Но почему же он был так хорош с ней? Вот как он это объяснил, сказала госпожа Бах: однажды ночью он увидел во сне носилки, и на них Шифра-Пуа, а за ней все, кто пришел проводить ее, и все они голые и босые, кроме него одного, который хорошо одет. Разумно было бы, чтобы ему, как человеку богатому, дали место во главе процессии, и он тоже так полагал, и действительно так и произошло — ему оказали честь и дали место впереди, у носилок. Но его это почему-то рассердило. Он подумал: что они о себе воображают, эти люди? Неужто они думают, что им по чину оказать мне честь? Да ведь они такие нищие, что даже мой привратник и тот не пустил бы их на порог моего дома. И тут вдруг носилки с умершей покачнулись в его руках, потому что руки его ослабли от того, что он рассердился, и носилки соскользнули. Подошел кто-то сзади, подставил плечо, встал вместо него и сказал: «Ничего страшного, господин, ничего такого не случилось». И ему показалось, господину Шулкинду, что тот улыбнулся ему как человек, который улыбается своему товарищу, словно бы желая сказать: «Хоть ты и совершил дурной поступок, но я к тебе все равно хорошо отношусь». Шулкинд разгневался было на этого человека, который так осмелился себя вести, будто он ему ровня, а потом посмотрел на него, увидел, что тот гол и бос, и его охватила жалость, и он подумал: «Ведь я богат, я ничего не потеряю, если дам этому бедняку пять или десять крон, пусть даже за ним все другие сопровождающие тоже протянут руки за милостыней. Но конечно, сначала нужно проверить, кто из них действительно заслуживает милостыни, есть ведь такие обманщики, что выдают себя за нищих и таким способом вымогают деньги у богатых людей. Так что, может, лучше не давать им ничего, а вложить тысячу крон в благотворительное общество, они там семь раз проверяют каждого бедняка, прежде чем дадут ему грош». Но с другой стороны, подумал он, если он сам даст деньги бедным, то все эти деньги попадут прямо в их руки, а в благотворительном обществе их растратят на зарплату чиновникам и обслуге, на контору и переписку, не говоря уже то воровстве, и беднякам не достанется ничего.

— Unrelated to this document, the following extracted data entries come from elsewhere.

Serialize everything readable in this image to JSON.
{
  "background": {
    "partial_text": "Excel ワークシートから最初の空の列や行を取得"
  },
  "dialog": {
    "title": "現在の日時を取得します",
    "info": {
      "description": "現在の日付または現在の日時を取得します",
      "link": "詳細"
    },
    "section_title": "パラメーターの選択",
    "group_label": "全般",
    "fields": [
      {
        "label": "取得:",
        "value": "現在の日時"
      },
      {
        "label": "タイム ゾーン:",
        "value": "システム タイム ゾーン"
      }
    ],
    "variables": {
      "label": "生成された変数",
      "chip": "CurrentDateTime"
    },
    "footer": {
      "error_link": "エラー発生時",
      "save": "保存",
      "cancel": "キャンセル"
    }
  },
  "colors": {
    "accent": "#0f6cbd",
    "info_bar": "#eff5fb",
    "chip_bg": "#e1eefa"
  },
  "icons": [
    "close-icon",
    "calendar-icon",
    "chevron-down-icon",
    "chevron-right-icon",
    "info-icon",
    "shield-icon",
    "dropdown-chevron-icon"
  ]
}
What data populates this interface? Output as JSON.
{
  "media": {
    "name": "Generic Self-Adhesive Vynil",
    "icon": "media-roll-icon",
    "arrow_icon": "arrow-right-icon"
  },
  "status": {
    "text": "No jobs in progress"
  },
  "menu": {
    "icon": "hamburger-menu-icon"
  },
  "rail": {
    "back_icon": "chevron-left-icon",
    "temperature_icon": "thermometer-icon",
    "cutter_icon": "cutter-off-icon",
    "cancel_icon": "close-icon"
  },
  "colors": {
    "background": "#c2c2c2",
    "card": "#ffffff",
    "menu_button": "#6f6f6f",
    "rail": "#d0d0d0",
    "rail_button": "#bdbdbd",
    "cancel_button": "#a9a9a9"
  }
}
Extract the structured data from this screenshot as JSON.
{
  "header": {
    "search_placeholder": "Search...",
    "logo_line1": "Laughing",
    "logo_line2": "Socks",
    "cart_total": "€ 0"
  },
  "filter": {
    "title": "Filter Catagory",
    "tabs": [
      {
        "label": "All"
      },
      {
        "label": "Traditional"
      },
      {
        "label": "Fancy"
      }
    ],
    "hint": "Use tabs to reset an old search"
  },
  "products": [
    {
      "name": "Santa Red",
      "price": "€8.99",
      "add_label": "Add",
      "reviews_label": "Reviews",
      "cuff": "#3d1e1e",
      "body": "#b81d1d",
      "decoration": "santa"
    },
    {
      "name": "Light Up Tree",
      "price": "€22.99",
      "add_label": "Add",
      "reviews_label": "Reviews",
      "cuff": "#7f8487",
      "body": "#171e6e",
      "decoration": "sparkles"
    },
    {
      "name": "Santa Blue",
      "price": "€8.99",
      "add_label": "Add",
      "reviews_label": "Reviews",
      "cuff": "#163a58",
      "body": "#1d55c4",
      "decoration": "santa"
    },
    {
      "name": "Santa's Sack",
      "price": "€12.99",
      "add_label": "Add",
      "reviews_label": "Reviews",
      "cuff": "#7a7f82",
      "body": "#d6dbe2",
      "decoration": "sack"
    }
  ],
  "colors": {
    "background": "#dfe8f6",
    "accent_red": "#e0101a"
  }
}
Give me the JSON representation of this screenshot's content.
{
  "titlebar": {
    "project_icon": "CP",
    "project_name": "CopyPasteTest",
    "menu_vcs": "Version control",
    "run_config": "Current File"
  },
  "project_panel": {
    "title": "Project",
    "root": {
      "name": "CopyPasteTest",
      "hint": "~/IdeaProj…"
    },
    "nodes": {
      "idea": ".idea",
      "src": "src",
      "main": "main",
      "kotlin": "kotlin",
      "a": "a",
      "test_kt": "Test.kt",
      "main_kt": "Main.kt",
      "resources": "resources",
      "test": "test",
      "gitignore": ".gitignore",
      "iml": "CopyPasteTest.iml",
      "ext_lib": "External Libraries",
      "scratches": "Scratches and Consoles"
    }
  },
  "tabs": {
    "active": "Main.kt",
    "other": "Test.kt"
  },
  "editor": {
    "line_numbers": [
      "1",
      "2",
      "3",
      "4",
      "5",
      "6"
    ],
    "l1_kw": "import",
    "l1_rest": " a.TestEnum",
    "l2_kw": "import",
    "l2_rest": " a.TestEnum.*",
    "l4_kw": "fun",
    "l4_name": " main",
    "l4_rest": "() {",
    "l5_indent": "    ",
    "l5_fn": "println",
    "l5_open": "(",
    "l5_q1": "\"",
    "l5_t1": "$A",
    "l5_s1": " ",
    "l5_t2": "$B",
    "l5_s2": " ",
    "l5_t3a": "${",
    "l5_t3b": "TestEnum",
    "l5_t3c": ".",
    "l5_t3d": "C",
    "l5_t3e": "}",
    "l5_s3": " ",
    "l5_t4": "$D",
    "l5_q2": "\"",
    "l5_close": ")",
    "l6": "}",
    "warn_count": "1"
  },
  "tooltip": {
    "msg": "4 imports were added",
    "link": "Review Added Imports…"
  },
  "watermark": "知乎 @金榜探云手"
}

И тут его охватила сильная жалость к тем беднякам, до которых не доходят в сохранности те деньги, которые жертвуют им богатые, и, хотя все это было не больше, чем сон, он решил отныне уделять больше внимания бедным, особенно беженцам из его родного города, которые, как он слышал, мучаются в Вене от голода. Но он был деловой человек, и поэтому у него было много разных дел и вечно занятая голова, так что если он и вспоминал порой о бедняках своего города, то лишь за тем, чтобы тут же отогнать от себя эти мысли. Разве может один человек обеспечить целый город? — успокаивал он себя. Тем не менее он дал себе зарок, что, когда его состояние достигнет такой-то суммы, он даст столько-то на общественные нужды. Но когда его капитал достиг этой суммы, она ему срочно понадобилась самому, поскольку он собирался получить большой контракт и расширять свое дело. Поэтому Шулкинд решил положиться на Всевышнего, а также на благотворительные общества, хоть он их и не любил, — пусть Святой и Благословенный продлит дни этих бедняков, а благотворительные общества помогут им в их нуждах до тех пор, пока он еще больше разбогатеет и сможет наконец сам ими заняться.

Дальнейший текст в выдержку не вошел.